“At fault”: the controversy swells in Greece after the fires, the toll goes up to 87 dead

The controversy swelled on Friday in Greece after the fires that have ravaged Monday, the region of Athens, of which the balance sheet has increased to 87 people dead, the government is trying to clear by designating a track in criminal and involving decades of urban planning uncontrolled. In statements to the media, the chief of the forensic service of Athens, Nikos Karakoukis, was revised upwards to 86 deaths, the number of victims, compared with 82 officially identified so far. One seriously injured has also died in hospital.

On the ground at Mati, the locality most affected by the fires, the lifeguards who continue to rake the rubble in the middle of the pine trees burned does not exclude new discoveries macabre. “It is a long-term work, it is necessary to wait for the ashes to fall and sometimes ironing boards four, five times in the same place before they find something”, was the first aider Stavroula Stergiadou. The identification of the victims also needs to last for a few days, “75 to 80% of the bodies are charred,” said Grigoris Leon, president of the Greek society of legal medicine. The Greek government was attempting to his side to take over, while the critics go up on the management of this crisis, the opposition coming out of his reserve, at the end of three days of national mourning.

Rebuild otherwise

In succession on the scene, the government officials have questioned the decades of violation of the rules of construction and planning, which led to the construction in the area of some 4,000 houses that are underserved in the middle of the pines. “The whole area needs to be redrawn (…) it must be open roads, re-open the access to the sea,” argued the minister of the Interior, Panos Skourletis, noting that the authorities should “enter into conflict with organised interests”. “All of Greece is built on this model”, he insisted.

These mea culpas are recurrent in the country after each disaster, but until then real sudden stop put to the indiscipline of citizen and the complacency of official of which she enjoys. Invisible for three days, the Prime minister, Alexis Tsipras, has convened a council of ministers in the late afternoon.
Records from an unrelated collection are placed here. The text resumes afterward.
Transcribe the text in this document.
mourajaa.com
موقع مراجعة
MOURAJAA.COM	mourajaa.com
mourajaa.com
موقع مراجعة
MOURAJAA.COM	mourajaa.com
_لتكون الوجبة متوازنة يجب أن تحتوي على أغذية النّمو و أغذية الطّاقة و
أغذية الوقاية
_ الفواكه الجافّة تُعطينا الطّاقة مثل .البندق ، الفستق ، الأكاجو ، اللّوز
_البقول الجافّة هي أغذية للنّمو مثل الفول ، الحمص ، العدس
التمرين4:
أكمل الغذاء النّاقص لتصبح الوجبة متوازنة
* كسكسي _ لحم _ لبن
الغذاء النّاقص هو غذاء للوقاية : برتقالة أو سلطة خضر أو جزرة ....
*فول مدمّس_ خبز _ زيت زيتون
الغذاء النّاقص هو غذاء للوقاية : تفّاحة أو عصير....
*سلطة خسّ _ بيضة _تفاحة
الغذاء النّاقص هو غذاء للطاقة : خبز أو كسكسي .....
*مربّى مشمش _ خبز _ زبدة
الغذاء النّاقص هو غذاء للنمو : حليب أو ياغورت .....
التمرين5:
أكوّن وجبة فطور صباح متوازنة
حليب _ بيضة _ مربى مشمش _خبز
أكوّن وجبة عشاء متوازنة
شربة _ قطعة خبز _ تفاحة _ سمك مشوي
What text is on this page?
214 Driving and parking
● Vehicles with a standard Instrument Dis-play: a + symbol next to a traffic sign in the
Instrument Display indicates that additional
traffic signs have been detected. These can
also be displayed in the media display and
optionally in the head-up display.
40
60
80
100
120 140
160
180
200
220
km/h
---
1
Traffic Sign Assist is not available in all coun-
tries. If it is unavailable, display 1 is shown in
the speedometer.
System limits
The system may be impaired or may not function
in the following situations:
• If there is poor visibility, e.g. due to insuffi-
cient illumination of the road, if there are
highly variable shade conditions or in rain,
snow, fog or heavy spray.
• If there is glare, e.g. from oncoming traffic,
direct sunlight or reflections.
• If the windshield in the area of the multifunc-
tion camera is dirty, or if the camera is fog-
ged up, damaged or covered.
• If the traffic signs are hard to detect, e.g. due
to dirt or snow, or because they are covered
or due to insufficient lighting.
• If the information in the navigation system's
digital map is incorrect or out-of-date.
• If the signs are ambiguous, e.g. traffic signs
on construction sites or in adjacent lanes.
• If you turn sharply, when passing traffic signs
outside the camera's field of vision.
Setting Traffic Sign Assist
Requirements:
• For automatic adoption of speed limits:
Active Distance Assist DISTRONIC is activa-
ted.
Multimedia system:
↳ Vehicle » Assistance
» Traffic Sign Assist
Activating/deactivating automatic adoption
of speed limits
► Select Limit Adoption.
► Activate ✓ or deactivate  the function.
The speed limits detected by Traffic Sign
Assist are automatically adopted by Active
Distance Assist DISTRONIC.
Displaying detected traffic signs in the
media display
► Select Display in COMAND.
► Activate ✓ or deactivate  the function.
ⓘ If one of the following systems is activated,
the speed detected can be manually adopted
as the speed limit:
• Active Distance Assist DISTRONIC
Thursday evening, the government had attempted an first official explanation, indicating you have entered the justice of a “serious factor” that may indicate a criminal origin of the disaster.

The progression to a devastating fire that ravaged the area in “just an hour and a half”, has deprived the authorities of any margin to act in time and evacuate the inhabitants, had also argued the government spokesman, Dimitris Tzanakopoulos.

“Government is dangerous”

The main opposition party, New Democracy (right), has denounced a “comedy’s rejection of any responsibility”, agreeing that many questions remain unanswered, including the number of firefighters involved, and the absence of an “order immediate evacuation”. “This government is dangerous and must go on,” responded one of the leaders of the opposition centrist, Fofi Gennimatas. Another, Stavros Theodorakis, said that not a single person has resigned. On the sets of tv and radio stations, the various services involved is referred as the ball.

Evangelos Bournous, the mayor of Rafina, which depends in part on the locality of Mati, the most hit by the fires, has held that the police and the fire department had helped to trap the people by closing the main road along the sector. Senior police officials and firefighters had previously said that they have not blocked that outcome. Many of the victims died trying to get to the sea, the access is sometimes barred by cliffs, with streets “wide by just 3 or 4 metres,” said the mayor. “We are all responsible, government, services and citizens,” he added, pointing out that his own family home, which burned, had been built illegally. “The question now is to know what can be done” to avoid a new tragedy, pointed out the editorial in the liberal daily Kathimerini.

A Mati, where 49% of the houses have been declared uninhabitable, the survivors continued Friday to try to save what could still be, supported by a vast outpouring of solidarity, with the influx of donations and volunteers. “It looks like a war zone, it is indescribable”, is moved to one of them, Zoi Pantelidou, 26 years.